3. Barang publik semiprivat (disediakan oleh pemerintah ataupun swasta): barang yang
penggunaannya bersifat rivalry, tetapi pemanfaatannya tidak bersifat exclusive. Misalnya:
rumah sakit, pemancar radio, rumah sakit swasta, sekolah swasta, dan siaran televisi
khusus.
4. Barang privat (disediakan oleh swasta murni): bersifat rivalry, yaitu adanya persaingan
penggunaan (konsumsi) dan exclusive, yaitu adanya pengorbanan untuk mendapatkannya.
Misalnya: mobil, pakaian, dan kesehatan untuk orang miskin.
5. Barang merit (sebenarnya negara berkewajiban untuk memenuhinya): komoditas atau
jasa yang menjadi kebutuhan individu atau masyarakat tanpa berkaitan dengan kemampuan
untuk membayar ataupun kemauan untuk membayar. Misalnya: tempat tinggal untuk orang
miskin, pendidikan, dan kesehatan.
Dalam penyediaan barang publik juga terdapat tiga teori besar yang menjelaskan sumber
pemerintah menentukan jumlah barang publik diproduksi untuk memenuhi kebutuhan
rakyatnya. Teori-teori tersebut adalah sebagai berikut.

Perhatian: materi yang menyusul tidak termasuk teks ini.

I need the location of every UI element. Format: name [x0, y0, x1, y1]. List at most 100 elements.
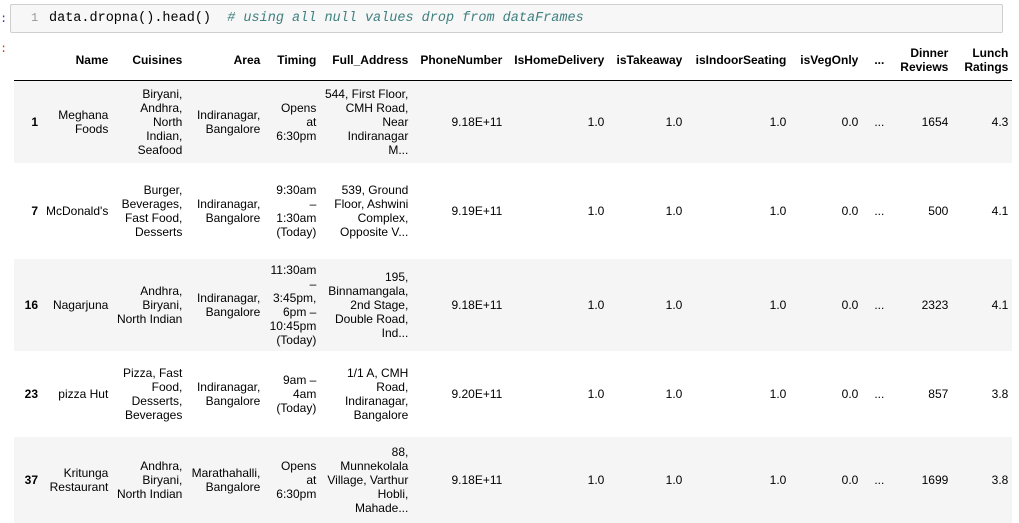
row-index: 1	[31, 114, 38, 129]
table-cell: Pizza, Fast Food, Desserts, Beverages	[122, 365, 183, 422]
table-row: 7 McDonald's Burger, Beverages, Fast Food,…	[14, 162, 1013, 259]
table-cell: 11:30am – 3:45pm, 6pm – 10:45pm (Today)	[269, 262, 317, 347]
table-cell: 1699	[921, 472, 949, 487]
table-cell: 1.0	[587, 114, 605, 129]
table-cell: 1.0	[587, 203, 605, 218]
table-cell: Andhra, Biryani, North Indian	[116, 283, 183, 326]
table-cell: 0.0	[841, 203, 859, 218]
table-cell: Indiranagar, Bangalore	[196, 107, 261, 136]
table-cell: Andhra, Biryani, North Indian	[116, 458, 183, 501]
table-cell: 1.0	[665, 386, 683, 401]
table-row: 16 Nagarjuna Andhra, Biryani, North Indian…	[14, 258, 1013, 351]
table-cell: 0.0	[841, 297, 859, 312]
table-cell: ...	[874, 386, 885, 401]
column-header: isTakeaway	[608, 40, 687, 81]
table-cell: 4.1	[991, 297, 1009, 312]
row-index: 7	[31, 203, 38, 218]
table-cell: Kritunga Restaurant	[49, 465, 109, 494]
table-cell: 1.0	[769, 472, 787, 487]
table-cell: ...	[874, 114, 885, 129]
column-header: Timing	[264, 40, 321, 81]
row-index: 37	[24, 472, 38, 487]
table-cell: 9.20E+11	[451, 386, 503, 401]
code-comment: # using all null values drop from dataFr…	[227, 11, 584, 26]
table-cell: ...	[874, 297, 885, 312]
table-row: 37 Kritunga Restaurant Andhra, Biryani, No…	[14, 436, 1013, 523]
code-cell-editor[interactable]: 1 data.dropna().head() # using all null …	[10, 4, 1003, 33]
column-header: Area	[186, 40, 265, 81]
column-header: isVegOnly	[790, 40, 863, 81]
column-header: Lunch Ratings	[952, 40, 1013, 81]
column-header: Cuisines	[112, 40, 187, 81]
row-index: 23	[24, 386, 38, 401]
table-cell: 1.0	[769, 386, 787, 401]
code-text: data.dropna().head()	[49, 11, 212, 26]
table-cell: Marathahalli, Bangalore	[191, 465, 261, 494]
table-cell: 539, Ground Floor, Ashwini Complex, Oppo…	[334, 182, 409, 239]
table-cell: 1.0	[587, 472, 605, 487]
table-cell: 9am – 4am (Today)	[276, 372, 317, 415]
line-number: 1	[31, 11, 39, 25]
column-header: Full_Address	[320, 40, 413, 81]
table-cell: 1/1 A, CMH Road, Indiranagar, Bangalore	[344, 365, 409, 422]
table-cell: Meghana Foods	[58, 107, 109, 136]
table-cell: 9.18E+11	[451, 472, 503, 487]
table-cell: Indiranagar, Bangalore	[196, 379, 261, 408]
table-cell: 3.8	[991, 472, 1009, 487]
table-cell: 1.0	[769, 114, 787, 129]
column-header: Name	[42, 40, 113, 81]
table-cell: ...	[874, 203, 885, 218]
table-cell: Biryani, Andhra, North Indian, Seafood	[137, 86, 183, 157]
table-cell: 88, Munnekolala Village, Varthur Hobli, …	[327, 444, 409, 515]
table-cell: 4.1	[991, 203, 1009, 218]
table-cell: 1.0	[587, 297, 605, 312]
table-cell: 1.0	[665, 472, 683, 487]
column-header	[14, 40, 42, 81]
table-cell: McDonald's	[46, 203, 109, 218]
table-cell: 9.18E+11	[451, 297, 503, 312]
table-cell: 3.8	[991, 386, 1009, 401]
table-cell: 0.0	[841, 114, 859, 129]
table-cell: 9.19E+11	[451, 203, 503, 218]
table-cell: 0.0	[841, 386, 859, 401]
table-cell: Burger, Beverages, Fast Food, Desserts	[121, 182, 183, 239]
table-row: 1 Meghana Foods Biryani, Andhra, North Ind…	[14, 80, 1013, 163]
column-header: IsHomeDelivery	[506, 40, 609, 81]
table-cell: Indiranagar, Bangalore	[196, 290, 261, 319]
dataframe-table: Name Cuisines Area Timing Full_Address PhoneN…	[14, 40, 1013, 523]
column-header: isIndoorSeating	[686, 40, 791, 81]
column-header: ...	[862, 40, 889, 81]
table-cell: 9.18E+11	[451, 114, 503, 129]
column-header: PhoneNumber	[412, 40, 507, 81]
code-line[interactable]: data.dropna().head() # using all null va…	[49, 11, 584, 26]
cell-output: Name Cuisines Area Timing Full_Address PhoneN…	[14, 40, 1013, 523]
column-header: Dinner Reviews	[888, 40, 953, 81]
table-cell: 544, First Floor, CMH Road, Near Indiran…	[324, 86, 409, 157]
table-cell: 857	[928, 386, 949, 401]
table-cell: ...	[874, 472, 885, 487]
table-cell: 1.0	[665, 297, 683, 312]
table-cell: 1.0	[665, 114, 683, 129]
row-index: 16	[24, 297, 38, 312]
table-cell: 4.3	[991, 114, 1009, 129]
table-cell: Indiranagar, Bangalore	[196, 196, 261, 225]
table-header-row: Name Cuisines Area Timing Full_Address PhoneN…	[14, 40, 1013, 81]
table-cell: Opens at 6:30pm	[276, 458, 317, 501]
table-body: 1 Meghana Foods Biryani, Andhra, North Ind…	[14, 80, 1013, 523]
table-cell: pizza Hut	[58, 386, 109, 401]
table-cell: 500	[928, 203, 949, 218]
table-cell: 1.0	[769, 203, 787, 218]
table-cell: 1.0	[769, 297, 787, 312]
table-cell: 1.0	[587, 386, 605, 401]
input-prompt-marker: :	[0, 12, 8, 26]
table-cell: 2323	[921, 297, 949, 312]
table-cell: 195, Binnamangala, 2nd Stage, Double Roa…	[328, 269, 409, 340]
table-cell: 0.0	[841, 472, 859, 487]
output-prompt-marker: :	[0, 42, 8, 56]
table-cell: 1654	[921, 114, 949, 129]
table-row: 23 pizza Hut Pizza, Fast Food, Desserts, B…	[14, 350, 1013, 437]
table-cell: 9:30am – 1:30am (Today)	[276, 182, 317, 239]
table-cell: 1.0	[665, 203, 683, 218]
table-cell: Opens at 6:30pm	[276, 100, 317, 143]
table-cell: Nagarjuna	[52, 297, 109, 312]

1. Teori Pigou: pengadaan barang publik harus dibiayai dari pajak. Tersedianya barang yang
dibutuhkan tentu menimbulkan kepuasan, tetapi pajak pada umumnya tidak disukai
sehingga menimbulkan ketidakpuasan. Pajak akan efisien dalam penyediaan barang publik
ketika kepuasan tersedianya barang itu sama dengan ketidakpuasan atas pembayaran
pajaknya.
2. Teori Bowen dan Samoelson: dasar penetapan jumlah barang publik yang harus
diproduksi didasarkan pada harga barang itu. Meskipun hak mengonsumsi barang publik
individu adalah sama, tingkat kebutuhan tiap-tiap individu berbeda sehingga konsumen
akan membayar pajak sesuai dengan kebutuhan yang diperlukan.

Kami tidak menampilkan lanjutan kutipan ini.